Scientists Found A Second Earth That’s Close Enough To Send Missions To

A rocky planet orbiting the red dwarf star Proxima Centauri could be our new home, according to scientists. In a discovery that’s been rumored for a few weeks, but was just announced today, the European Southern Observatory has discovered a habitable planet which is pretty much next door (on a galactic scale.)

Proxima b sits about four light years away. That beats the previous best candidate, Kepler 452b, which was 1,400 light years away. In fact, the planet is so close that scientists hope to be able to send humans or drones to explore it within a few generations.

Dr Guillem Anglada-Escude, from Queen Mary University of London, said:

“Succeeding in the search for the nearest terrestrial planet beyond the solar system has been an experience of a lifetime, and has drawn on the dedication and passion of a number
of international researchers.”

“We hope these findings inspire future generations to keep looking beyond the stars. The search for life on Proxima b comes next.”

While scientists don’t know all that much about the planet just yet, here’s what they do know.


The planet orbits in the habitable zone around its sun, meaning that while nothing is certain, it should be able to sustain life. A year on Proxima b is a lot shorter, 11.2 days, because the planet sits just 5% as far away from its star as we do from ours. But the star is much dimmer than ours, meaning that alien life is probably still present.
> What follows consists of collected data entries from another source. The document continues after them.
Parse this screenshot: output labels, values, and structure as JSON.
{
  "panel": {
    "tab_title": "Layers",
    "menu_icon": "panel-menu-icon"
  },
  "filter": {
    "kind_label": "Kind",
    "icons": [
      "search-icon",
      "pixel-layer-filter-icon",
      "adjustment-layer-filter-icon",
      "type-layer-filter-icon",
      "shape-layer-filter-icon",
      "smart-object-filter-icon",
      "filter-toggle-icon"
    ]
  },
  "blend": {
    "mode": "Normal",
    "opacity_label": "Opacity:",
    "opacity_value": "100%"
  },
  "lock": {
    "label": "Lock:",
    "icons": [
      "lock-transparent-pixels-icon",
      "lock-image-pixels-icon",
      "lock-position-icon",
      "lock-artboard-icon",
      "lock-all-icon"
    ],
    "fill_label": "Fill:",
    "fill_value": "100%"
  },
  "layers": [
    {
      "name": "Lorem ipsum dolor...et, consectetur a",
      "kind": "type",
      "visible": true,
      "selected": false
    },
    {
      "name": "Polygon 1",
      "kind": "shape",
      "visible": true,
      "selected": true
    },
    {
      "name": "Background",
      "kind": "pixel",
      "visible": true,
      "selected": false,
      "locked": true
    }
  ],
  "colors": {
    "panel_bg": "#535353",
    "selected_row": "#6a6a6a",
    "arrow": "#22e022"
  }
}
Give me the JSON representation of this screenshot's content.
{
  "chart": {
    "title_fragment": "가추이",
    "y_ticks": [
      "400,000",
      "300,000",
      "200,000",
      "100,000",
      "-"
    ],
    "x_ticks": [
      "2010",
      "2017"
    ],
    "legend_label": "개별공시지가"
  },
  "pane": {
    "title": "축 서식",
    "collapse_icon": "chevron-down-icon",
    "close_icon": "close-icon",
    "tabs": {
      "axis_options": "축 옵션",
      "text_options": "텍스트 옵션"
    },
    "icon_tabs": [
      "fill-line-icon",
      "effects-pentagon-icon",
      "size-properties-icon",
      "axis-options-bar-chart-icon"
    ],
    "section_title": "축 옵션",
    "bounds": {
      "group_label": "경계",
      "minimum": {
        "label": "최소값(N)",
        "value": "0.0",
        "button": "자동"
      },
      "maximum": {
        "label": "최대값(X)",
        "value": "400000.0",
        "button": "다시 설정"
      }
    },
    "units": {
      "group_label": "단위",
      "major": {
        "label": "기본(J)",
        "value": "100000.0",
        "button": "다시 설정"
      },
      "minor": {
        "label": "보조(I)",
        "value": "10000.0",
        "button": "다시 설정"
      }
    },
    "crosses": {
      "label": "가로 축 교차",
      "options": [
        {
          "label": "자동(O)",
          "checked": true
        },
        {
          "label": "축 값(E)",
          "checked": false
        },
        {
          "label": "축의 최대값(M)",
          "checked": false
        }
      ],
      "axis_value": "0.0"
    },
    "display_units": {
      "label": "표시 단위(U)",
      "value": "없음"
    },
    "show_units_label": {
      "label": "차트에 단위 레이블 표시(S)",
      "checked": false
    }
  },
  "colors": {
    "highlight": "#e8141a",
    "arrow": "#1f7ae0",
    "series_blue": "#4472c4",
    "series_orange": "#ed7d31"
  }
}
But because it’s so close to the star, the planet is constantly bombarded with powerful ultraviolet rays and X-rays. If anything lives there, it would have had to have learned to cope with the radiation.

If the planet has an atmosphere, which is highly likely, then the chances are that it also has water.


The new world is just slightly bigger than Earth. The new planet’s star, Proxima Centauri, has been heavily studied in the past because it’s the nearest one to our solar system.

Proxima Centauri is predicted to exist for several hundreds or thousands of times longer than the Sun, which is eventually expected to die.

The planet was found by looking at data gathered by European Southern Observatory telescopes between 2000 and 2014. Inconsistencies in the movement of the star suggested that the gravitational pull of an orbiting planet was at work.

Dr John Barnes, one of more than 30 researchers involved, said:

“Once we had established that the wobble wasn’t caused by star spots, we knew that that there must be a planet orbiting within a zone where water could exist, which is really exciting.”

“If further research concludes that the conditions of its atmosphere are suitable to support life, this is arguably one of the most important scientific discoveries we will ever make.”

Hopefully we don’t ruin this one too.